TerraClear aims to solve that problem by using aerial sensing, machine vision, high-accuracy GPS, and advanced robotics to develop three key products.

First, the company is creating an aerial mapping service using drones and satellite technology to map a field, identify different types and sizes of rocks on that field, and create a map that shows where those rocks are located; it’s accessible via smartphone or tablet.

“Having a map of where your problem is usually gives you knowledge about where to be careful with your combine, or where you need to go pick,” Frei said.

Second, TerraClear is developing semi-autonomous rock-picking equipment that can be mounted to a tractor or combine, and reaches down to pluck rocks from the soil and drop them into a bucket on the vehicle.

“You will still have a driver, but as you move along, the computer says, ‘Hey, that’s a rock,’ and the computer picks it for you,” Frei explained. “There isn’t a human being involved in grabbing a rock and throwing it into a bucket.”

Finally, the company’s long-term goal is to build a totally autonomous rock-picking vehicle.

“You simply draw a geofence around an area, or you give the vehicle the map that was generated from the air, and you say, ‘Follow this route, and pick up all the rocks that are, say, 10-inches wide or bigger,’ and the machine will go do that autonomously.”

Since its founding in December 2017, TerraClear has raised $12 million in venture funding, including funds from Madrona Venture Group in Seattle. The company has 18 full-time employees. TerraClear has an office in Bellevue that houses a small lab, as well as engineering and administrative staff, and an indoor machine shop and testing facility in Grangeville.

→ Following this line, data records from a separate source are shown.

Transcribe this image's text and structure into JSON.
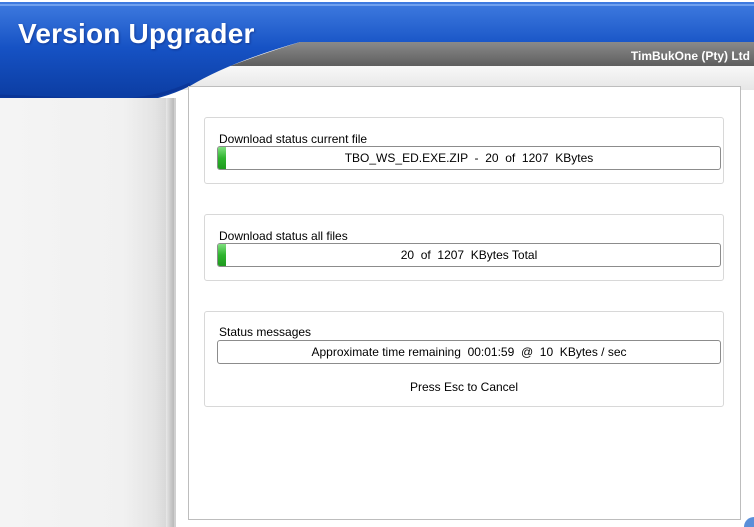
{
  "window": {
    "title": "Version Upgrader",
    "company": "TimBukOne (Pty) Ltd"
  },
  "colors": {
    "header_blue": "#0b3fa8",
    "header_grey": "#6f6f6f",
    "progress_green": "#2fb42f"
  },
  "current_file": {
    "label": "Download status current file",
    "progress_text": "TBO_WS_ED.EXE.ZIP  -  20  of  1207  KBytes",
    "progress_fraction": 0.0166
  },
  "all_files": {
    "label": "Download status all files",
    "progress_text": "20  of  1207  KBytes Total",
    "progress_fraction": 0.0166
  },
  "status": {
    "label": "Status messages",
    "message": "Approximate time remaining  00:01:59  @  10  KBytes / sec",
    "hint": "Press Esc to Cancel"
  }
}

Earlier this year, TerraClear president Trevor Thompson rented an RV and spent three weeks visiting farmers in Ohio, Tennessee, Minnesota, and the Dakotas to share information about TerraClear and receive feedback from farmers that will help to hone the development and practical applications of TerraClear’s products. 

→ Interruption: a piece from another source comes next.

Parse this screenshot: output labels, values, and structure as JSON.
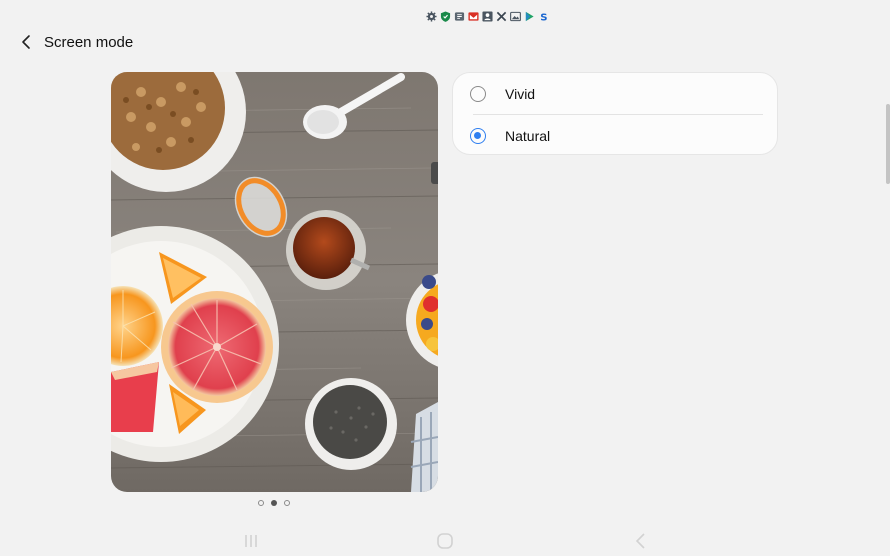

“It was just great to meet farmers while they were out working, and to kind of learn from their perspectives,” Thompson explained.

This fall, TerraClear is expected to partner with farmers in Idaho to test prototypes of the mapping and rock-picking equipment. 

“There’s something refreshing about identifying a problem that is really annoying for people, and then starting from the ground up to try to solve that,” Thompson said. “That is one of the things I enjoy about what we are doing here.”